Each event is a JSON object prefixed with data: :
data: {"id":"chatcmpl-abc123","object":"chat.completion.chunk","choices":[{"index":0,"delta":{"content":"Hello"},"finish_reason":null}]}
data: {"id":"chatcmpl-abc123","object":"chat.completion.chunk","choices":[{"index":0,"delta":{"content":"!"},"finish_reason":null}]}
data: [DONE]The stream terminates with data: [DONE].
Headers
The response includes:
| Header | Description |
|---|---|
X-Request-ID | Unique identifier for the request, useful for debugging and audit trails. |
X-Provider | The provider the request was routed to (e.g. openai, anthropic). |
X-Model | The resolved model that served the request. |
Example
curl https://your-gateway.example.com/v1/chat/completions \ -H "Authorization: Bearer aigw_sk_your_api_key" \ -H "Content-Type: application/json" \ -d '{ "model": "gpt-4", "messages": [ {"role": "system", "content": "You are a helpful assistant."}, {"role": "user", "content": "Explain quantum computing in one sentence."} ], "temperature": 0.7, "max_tokens": 100 }'Streaming Example
curl https://your-gateway.example.com/v1/chat/completions \ -H "Authorization: Bearer aigw_sk_your_api_key" \ -H "Content-Type: application/json" \ -N \ -d '{ "model": "gpt-4", "messages": [{"role": "user", "content": "Write a haiku about APIs."}], "stream": true }'Tool Calling Example
curl https://your-gateway.example.com/v1/chat/completions \ -H "Authorization: Bearer aigw_sk_your_api_key" \ -H "Content-Type: application/json" \ -d '{ "model": "gpt-4", "messages": [{"role": "user", "content": "What is the weather in London?"}], "tools": [ { "type": "function", "function": { "name": "get_weather", "description": "Get the current weather for a location", "parameters": { "type": "object", "properties": { "location": {"type": "string"} }, "required": ["location"] } } } ], "tool_choice": "auto" }'Built-in Tools
In addition to function tools, the gateway accepts built-in tools that map to provider-native capabilities.

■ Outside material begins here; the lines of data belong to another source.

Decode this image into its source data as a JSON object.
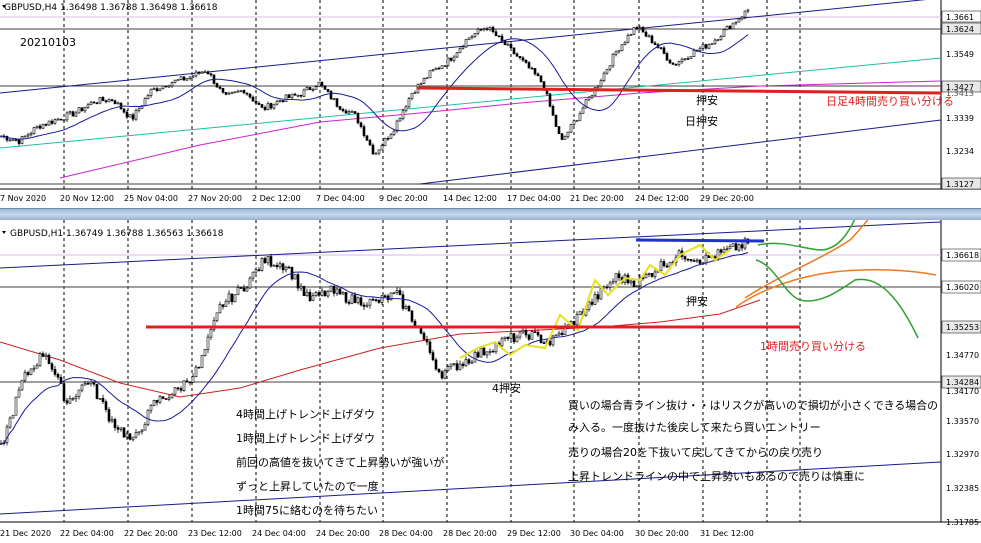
{
  "top": {
    "header": "GBPUSD,H4  1.36498 1.36788 1.36498 1.36618",
    "date_label": "20210103",
    "price_labels": [
      "1.3661",
      "1.3624",
      "1.3549",
      "1.3427",
      "1.3413",
      "1.3339",
      "1.3234",
      "1.3127"
    ],
    "time_labels": [
      "7 Nov 2020",
      "20 Nov 12:00",
      "25 Nov 04:00",
      "27 Nov 20:00",
      "2 Dec 12:00",
      "7 Dec 04:00",
      "9 Dec 20:00",
      "14 Dec 12:00",
      "17 Dec 04:00",
      "21 Dec 20:00",
      "24 Dec 12:00",
      "29 Dec 20:00"
    ],
    "annotations": {
      "oshiyasu": "押安",
      "hi_oshiyasu": "日押安",
      "daily_4h": "日足4時間売り買い分ける"
    }
  },
  "bottom": {
    "header": "GBPUSD,H1  1.36749 1.36788 1.36563 1.36618",
    "price_labels": [
      "1.36618",
      "1.36020",
      "1.35253",
      "1.34770",
      "1.34284",
      "1.34170",
      "1.33570",
      "1.32970",
      "1.32385",
      "1.31785"
    ],
    "time_labels": [
      "21 Dec 2020",
      "22 Dec 04:00",
      "22 Dec 20:00",
      "23 Dec 12:00",
      "24 Dec 04:00",
      "24 Dec 20:00",
      "28 Dec 04:00",
      "28 Dec 20:00",
      "29 Dec 12:00",
      "30 Dec 04:00",
      "30 Dec 20:00",
      "31 Dec 12:00"
    ],
    "annotations": {
      "oshiyasu": "押安",
      "yon_oshiyasu": "4押安",
      "h1_split": "1時間売り買い分ける"
    },
    "notes_left": [
      "4時間上げトレンド上げダウ",
      "1時間上げトレンド上げダウ",
      "前回の高値を抜いてきて上昇勢いが強いが",
      "ずっと上昇していたので一度",
      "1時間75に絡むのを待ちたい"
    ],
    "notes_right": [
      "買いの場合青ライン抜け・・はリスクが高いので損切が小さくできる場合の",
      "み入る。一度抜けた後戻して来たら買いエントリー",
      "売りの場合20を下抜いて戻してきてからの戻り売り",
      "上昇トレンドラインの中で上昇勢いもあるので売りは慎重に"
    ]
  },
  "chart_data": [
    {
      "type": "candlestick",
      "title": "GBPUSD,H4",
      "ohlc_last": {
        "open": 1.36498,
        "high": 1.36788,
        "low": 1.36498,
        "close": 1.36618
      },
      "ylim": [
        1.312,
        1.369
      ],
      "x": [
        "7 Nov 2020",
        "20 Nov 12:00",
        "25 Nov 04:00",
        "27 Nov 20:00",
        "2 Dec 12:00",
        "7 Dec 04:00",
        "9 Dec 20:00",
        "14 Dec 12:00",
        "17 Dec 04:00",
        "21 Dec 20:00",
        "24 Dec 12:00",
        "29 Dec 20:00"
      ],
      "close_path": [
        1.328,
        1.3265,
        1.331,
        1.333,
        1.335,
        1.3385,
        1.339,
        1.333,
        1.3415,
        1.344,
        1.3455,
        1.348,
        1.3395,
        1.342,
        1.336,
        1.339,
        1.3405,
        1.344,
        1.3375,
        1.334,
        1.3225,
        1.33,
        1.341,
        1.347,
        1.351,
        1.3575,
        1.361,
        1.3555,
        1.35,
        1.344,
        1.326,
        1.335,
        1.344,
        1.354,
        1.361,
        1.356,
        1.3495,
        1.353,
        1.356,
        1.361,
        1.366
      ],
      "horizontal_levels": [
        1.3661,
        1.3624,
        1.3427,
        1.3413,
        1.3127
      ],
      "colors": {
        "support_line": "#e02020",
        "channel": "#1a1a8c",
        "ma_fast": "#1a1a9a",
        "ma_slow": "#cc22cc",
        "ma_long": "#20c0a0"
      }
    },
    {
      "type": "candlestick",
      "title": "GBPUSD,H1",
      "ohlc_last": {
        "open": 1.36749,
        "high": 1.36788,
        "low": 1.36563,
        "close": 1.36618
      },
      "ylim": [
        1.317,
        1.37
      ],
      "x": [
        "21 Dec 2020",
        "22 Dec 04:00",
        "22 Dec 20:00",
        "23 Dec 12:00",
        "24 Dec 04:00",
        "24 Dec 20:00",
        "28 Dec 04:00",
        "28 Dec 20:00",
        "29 Dec 12:00",
        "30 Dec 04:00",
        "30 Dec 20:00",
        "31 Dec 12:00"
      ],
      "close_path": [
        1.33,
        1.342,
        1.347,
        1.338,
        1.342,
        1.335,
        1.331,
        1.338,
        1.34,
        1.344,
        1.355,
        1.358,
        1.363,
        1.362,
        1.356,
        1.3575,
        1.356,
        1.3555,
        1.357,
        1.351,
        1.343,
        1.345,
        1.347,
        1.349,
        1.35,
        1.3485,
        1.352,
        1.356,
        1.36,
        1.359,
        1.362,
        1.364,
        1.363,
        1.3645,
        1.366
      ],
      "horizontal_levels": [
        1.36618,
        1.3602,
        1.35253,
        1.34284
      ],
      "colors": {
        "support_line": "#e02020",
        "resistance_line": "#2030d0",
        "ma20": "#1a1a9a",
        "ma75": "#cc2020",
        "swing": "#e8e020",
        "scenario_up": "#f07820",
        "scenario_down": "#30a030"
      }
    }
  ]
}
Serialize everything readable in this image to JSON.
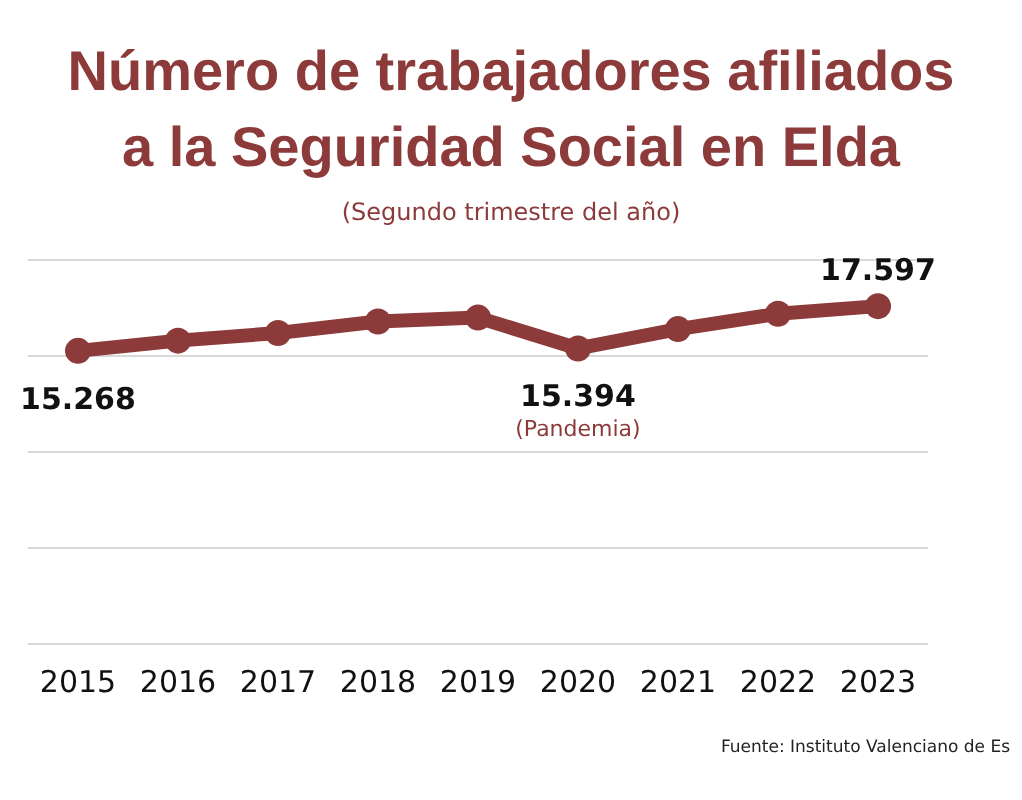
{
  "chart_data": {
    "type": "line",
    "title": "Número de trabajadores afiliados a la Seguridad Social en Elda",
    "subtitle": "(Segundo trimestre del año)",
    "categories": [
      "2015",
      "2016",
      "2017",
      "2018",
      "2019",
      "2020",
      "2021",
      "2022",
      "2023"
    ],
    "values": [
      15268,
      15800,
      16200,
      16800,
      17000,
      15394,
      16400,
      17200,
      17597
    ],
    "color": "#8c3a3a",
    "value_labels": [
      "15.268",
      null,
      null,
      null,
      null,
      "15.394",
      null,
      null,
      "17.597"
    ],
    "ylim": [
      0,
      20000
    ],
    "yticks": [
      {
        "value": 0,
        "label": null
      },
      {
        "value": 5000,
        "label": null
      },
      {
        "value": 10000,
        "label": null
      },
      {
        "value": 15000,
        "label": null
      },
      {
        "value": 20000,
        "label": null
      }
    ],
    "tick_labels": "x",
    "grid": "y",
    "marker": "circle",
    "annotations": [
      "(Pandemia)",
      "Fuente: Instituto Valenciano de Es"
    ]
  }
}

Each built-in tool uses type: "built_in" with a built_in name and an optional config object:
built_in | Description |
|---|---|
file_search | Gateway-side retrieval over your vector stores. The gateway retrieves matching chunks and injects them as system context, then strips the tool before the request reaches the provider. Pass config: { "vectorStoreIds": [...], "topK": <int> }. |
web_search | Maps to the provider’s native web-search tool (where supported, e.g. Anthropic, Gemini). |
code_execution | Maps to the provider’s native code-execution tool. |
computer_use | Maps to the provider’s native computer-use tool. |
search_grounding | Maps to Gemini’s search-grounding capability. |
{ "model": "gpt-4o", "messages": [{ "role": "user", "content": "Summarize our onboarding policy." }], "tools": [ { "type": "built_in", "built_in": "file_search", "config": { "vectorStoreIds": ["vs_abc123"], "topK": 5 } } ]}The file_search built-in is handled entirely by the gateway and works with any chat-capable provider. The remaining built-ins are forwarded to providers that support the corresponding native tool.
Gateway Features
The chat completions endpoint passes through the full gateway middleware pipeline:
- Request normalization — requests are translated to a unified internal format, enabling routing to any provider.
- RAG injection — if RAG is configured for the tenant, relevant documents are injected into the conversation context.
- Prompt guards — configurable content filters for injection detection, PII, and toxicity.
- Budget checks — requests are blocked if the tenant or API key budget has been exceeded.
- Semantic cache — identical or semantically similar requests may be served from cache.
- Usage tracking — token usage is recorded for billing and analytics.
- Audit logging — requests are logged for compliance.